Monday, Jul. 18, 1955
New Wings for France
At an aircraft plant in southern France last week, production was being stepped up on a trim, twin-jet plane with a graceful butterfly tail. The plane was France's Magister, a light, two-place trainer (made by Etablissements Fouga) that can hit 450 m.p.h., perform most of the maneuvers of heavier, more expensive combat cratt. The French air force has ordered 100 of the new Magisters; last week the hard-to-please NATO training committee was also recommending the plane to West Germany and other NATO nations as the standard basic trainer for fledgling jet pilots.
Businessman's Jet. The Magister is one of the best evidences of the big strides that the French aircraft industry has made in its comeback from the wreckage of World War II. At first, in 1945, French planemakers had taken off on a false course, designed dozens of fighters, bombers and heavy transports that could not be produced in their ruined factories. But in recent years the industry gradually got its bearings. Instead of trying to compete with the U.S. and Britain all along the line, France's planemakers are now concentrating on smaller projects where French inventive genius is not hampered by the lack of French production facilities.
Besides Fouga, most of France's 24 other airframe builders and eight engine firms are working on new families of easily produced light jet planes and small engines, are also driving ahead on radical designs for pure research instead of mass production.
In the light-plane field World War I Planemaker Morane-Saulnier has built a sleek, four-place light jet called the Paris which can buzz along at 400 m.p.h. serve either as a military liaison plane or a highspeed executive transport. Though only one prototype has been built, U.S. Light-Plane-Maker Beechcraft, no novice in the field, is so impressed with the Paris that it is showing it around the U.S., will build for flying businessmen if there are enough orders. On its American debut the Morane-Saulnier craft flew Ambassador to the U.S. Maurice de Murville from Washington to New York in 35 minutes, setting a civil aviation record In pure research, France's large Societe Nationale de Constructions Aeronautiques du Sud-Ouest (S.N.C.A.S.O.) is flying its Trident, a jet-and-rocket-powered interceptor, at supersonic speeds, while the tiny (400 workers) Leduc Co. has built an even more radical fighter with a needlelike plastic cockpit and a 143,000-lb.-thrust (at 621 m.p.h.) ramjet engine. Carried aloft on the back of a mother ship and released at a high speed, the Leduc ramjet has already passed Mach 1 in a climb, is expected to hit Mach 2 (1,520 m.p.h. at sea level).
The biggest strides of all have been in a field thus far neglected by both the U S and Britain: small jet engines. French engine builders from the government's big SNECMA to Veteran (World War I) Hispano-Suiza, have new light jets flying or on the test stands. The leader so far is Turbomeca, which has nine engines in production from 300 to nearly 900 Ibs. static thrust.
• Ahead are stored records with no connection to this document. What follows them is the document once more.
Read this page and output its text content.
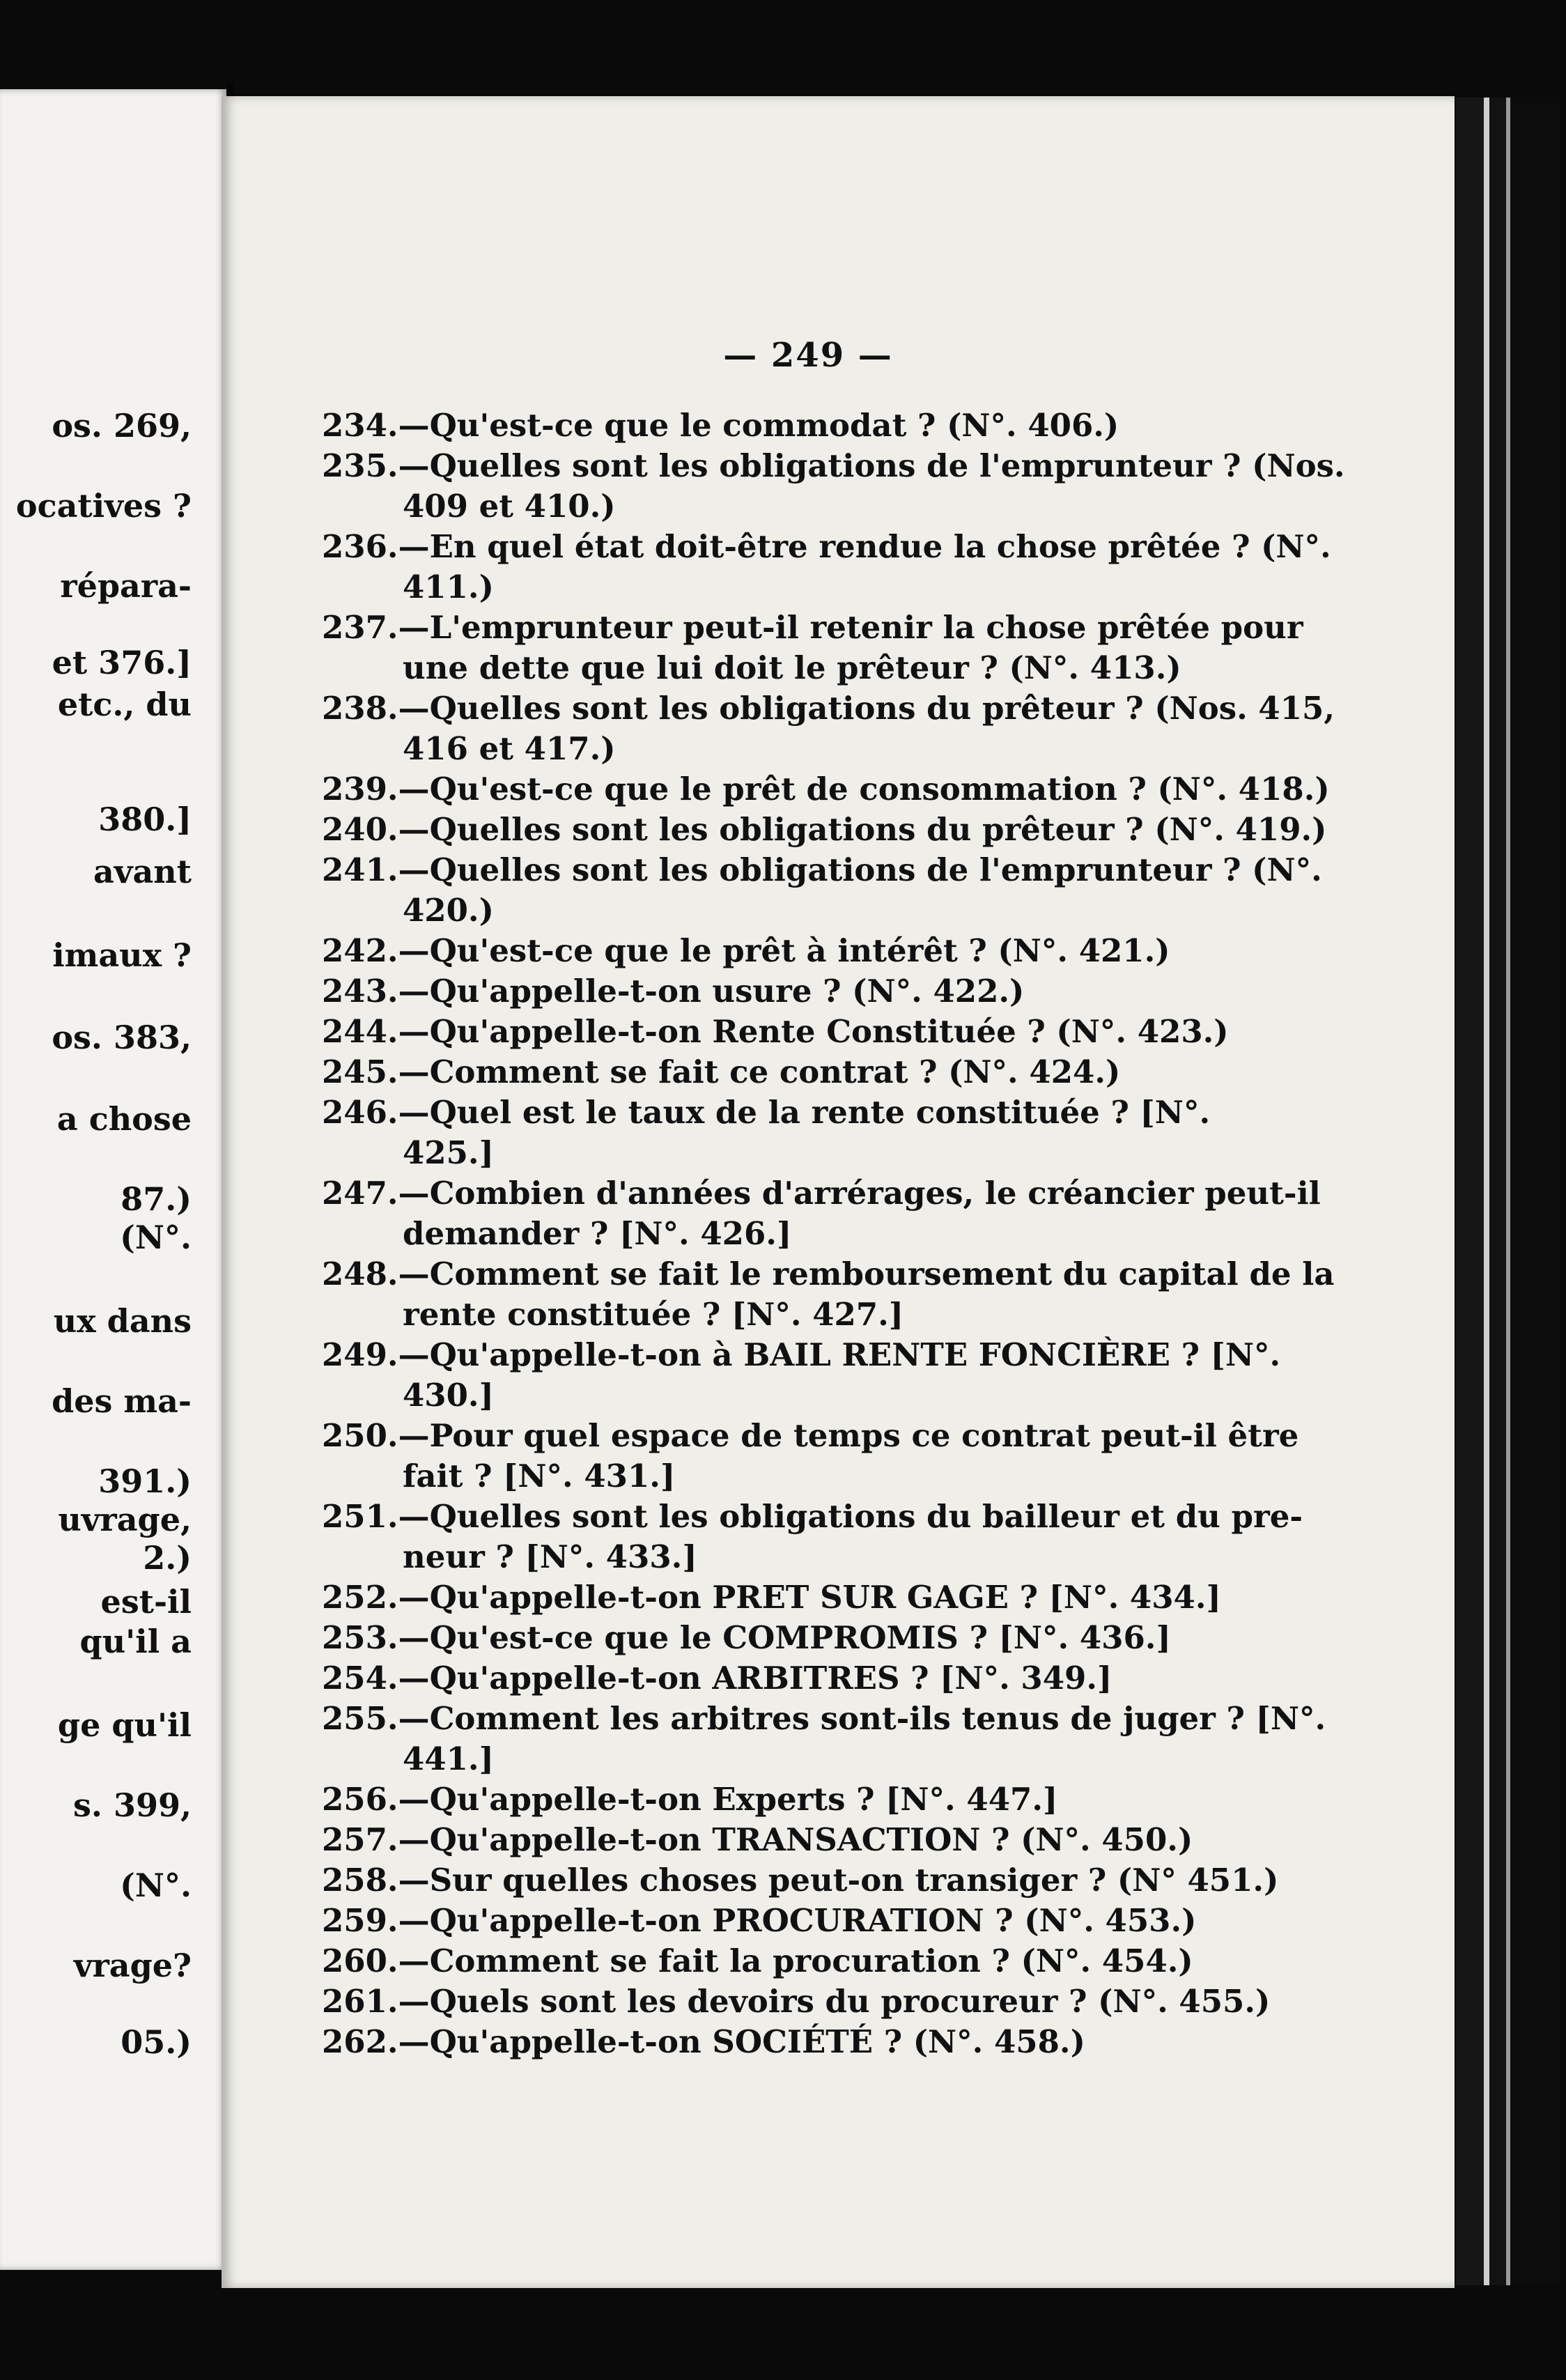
os. 269,
ocatives ?
réparа-
et 376.]
etc., du
380.]
avant
imaux ?
os. 383,
a chose
87.)
(N°.
ux dans
des ma-
391.)
uvrage,
2.)
est-il
qu'il a
ge qu'il
s. 399,
(N°.
vrage?
05.)
— 249 —
234.—Qu'est-ce que le commodat ? (N°. 406.)
235.—Quelles sont les obligations de l'emprunteur ? (Nos.
409 et 410.)
236.—En quel état doit-être rendue la chose prêtée ? (N°.
411.)
237.—L'emprunteur peut-il retenir la chose prêtée pour
une dette que lui doit le prêteur ? (N°. 413.)
238.—Quelles sont les obligations du prêteur ? (Nos. 415,
416 et 417.)
239.—Qu'est-ce que le prêt de consommation ? (N°. 418.)
240.—Quelles sont les obligations du prêteur ? (N°. 419.)
241.—Quelles sont les obligations de l'emprunteur ? (N°.
420.)
242.—Qu'est-ce que le prêt à intérêt ? (N°. 421.)
243.—Qu'appelle-t-on usure ? (N°. 422.)
244.—Qu'appelle-t-on Rente Constituée ? (N°. 423.)
245.—Comment se fait ce contrat ? (N°. 424.)
246.—Quel est le taux de la rente constituée ? [N°.
425.]
247.—Combien d'années d'arrérages, le créancier peut-il
demander ? [N°. 426.]
248.—Comment se fait le remboursement du capital de la
rente constituée ? [N°. 427.]
249.—Qu'appelle-t-on à BAIL RENTE FONCIÈRE ? [N°.
430.]
250.—Pour quel espace de temps ce contrat peut-il être
fait ? [N°. 431.]
251.—Quelles sont les obligations du bailleur et du pre-
neur ? [N°. 433.]
252.—Qu'appelle-t-on PRET SUR GAGE ? [N°. 434.]
253.—Qu'est-ce que le COMPROMIS ? [N°. 436.]
254.—Qu'appelle-t-on ARBITRES ? [N°. 349.]
255.—Comment les arbitres sont-ils tenus de juger ? [N°.
441.]
256.—Qu'appelle-t-on Experts ? [N°. 447.]
257.—Qu'appelle-t-on TRANSACTION ? (N°. 450.)
258.—Sur quelles choses peut-on transiger ? (N° 451.)
259.—Qu'appelle-t-on PROCURATION ? (N°. 453.)
260.—Comment se fait la procuration ? (N°. 454.)
261.—Quels sont les devoirs du procureur ? (N°. 455.)
262.—Qu'appelle-t-on SOCIÉTÉ ? (N°. 458.)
For the twin-jet Magister and the Paris, Turbomeca has developed a 298-lb. jet with 880 lbs. of static thrust a power-to-weight ratio of nearly three to one v. two to one in most big military engines. The new engine is so light and economical that Continental Motors will build it under license in the U.S. to power Cessna's new T-37 light jet trainer, now in production for the U.S. Air Force. Furthermore, the Turbomeca engines are so adaptable that France is experimenting with them on lightweight helicopters to get bigger loads, higher speeds and altitudes.
The Mystere. French planemakers have not given up on big planes. Designer and Planemaker Marcel Dassault has turned out 350 Ouragan fighters, France's first swept-wing jets, is now working on a 200-plane order for supersonic super Mysteres.
S.N.C.A.S.O. is building 140 Vautour fighter bombers a 720-m.p.h. jet that can carry a tactical Abomb. S.N.C A S O is test-flying a twin-jet Caravelle transport that can carry up to 91 passengers on medium-length (up to 2,300 miles) air routes at a speedy 455 m.p.h. But so far foreign airlines have shown little interest in buying French-made transports. Even Air France uses American-made Super-Constellations.
Moreover, with only 58,000 workers (v. 210,000 for Britain, 610,000 for the U.S.) in the industry, France cannot compete with the giants in big-plane production, even with a government subsidy of $400 million. Military orders are still only enough to keep the industry working at 30% (396 planes in 1954) of capacity. Nevertheless, with the success of their Fouga Magister and light Turbomeca engines, French planemakers see the possibility of carving a modest niche in the world's air markets.